Marcelo Ridenti, professor at the Department of Sociology
[About the future scenario]. I can make a guess, because no one knows. First we need to see what Temer's fate will be. He may want to resign, but I don't believe he will do that, because it doesn't fit him and, later, because he will be unprotected in terms of a privileged forum for a trial. I think he will try to resist as much as he can, which could lead to impeachment proceedings. But this impeachment process would be complicated because Temer has very strong support in the National Congress.

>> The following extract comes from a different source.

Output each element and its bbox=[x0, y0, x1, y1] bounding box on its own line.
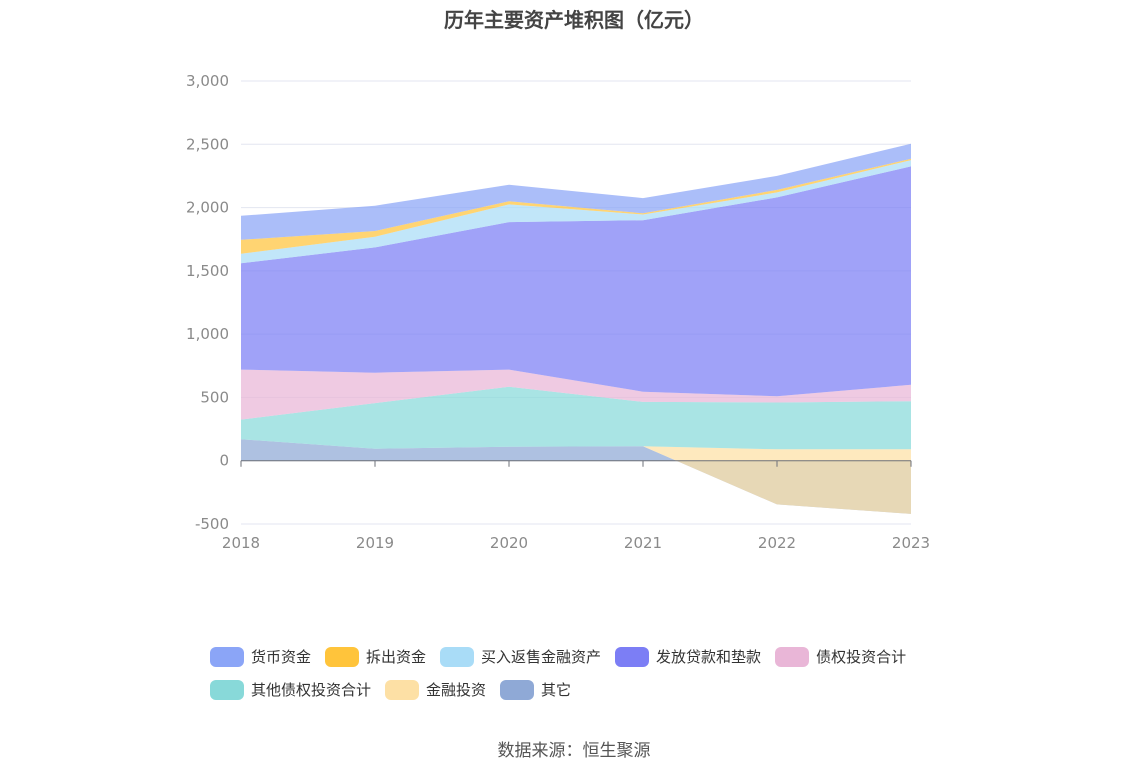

Another possibility that they may take up is that process that already has a contrary opinion from the Superior Electoral Court, to nullify their victory and that of Dilma. If the crisis gets much worse, this ticket may end up being revoked. If this happens, the norm is indirect election, and there is no clear legislation on how to do it in this context. The legislation says that Congress votes, but it does not say who can be voted on, who the candidates would be: whether it would be a member of Congress, whether it could be an outsider. So, everything is very much up in the air, no one knows what could happen.
And, certainly, businesspeople and people who take care of the economy are very worried, because they were supporting Temer's reforms. It becomes more difficult to vote on all of this. We are still very close to this complaint, although there will be other complaints to come. There are more people reporting, not everything is clear. The scenario is that new bombs will come from this complicity between the business community and the government.
If Temer leaves, what is determined is an indirect election, unless the Chamber and the Senate, together, enact a law determining direct elections. Yesterday even Caiado [Ronaldo] seems to have spoken for direct elections. I doubt they will do that, they will probably let Temer pay alone, he and the nearest leadership. They will keep pushing with their belly, quite possibly until the next election.
Perhaps the dominant forces of the economy will put a lot of pressure, regardless of the crisis, to approve the reforms they are drafting, especially the labor reform, which is well underway, and the Social Security reform. It remains to be seen whether there will be a political climate in Congress to approve all of this, with this government crisis. Maybe it's difficult.
I think they're all a bit surprised, because there's plenty for everyone, there are only a few who escape. For example, no one has commented on [Rodrigo Rocha] Loures, the deputy to whom the President of the Republic sent to carry out negotiations [in Congress], where was he when the news broke? In NY. And with whom? With seo [João] Dória.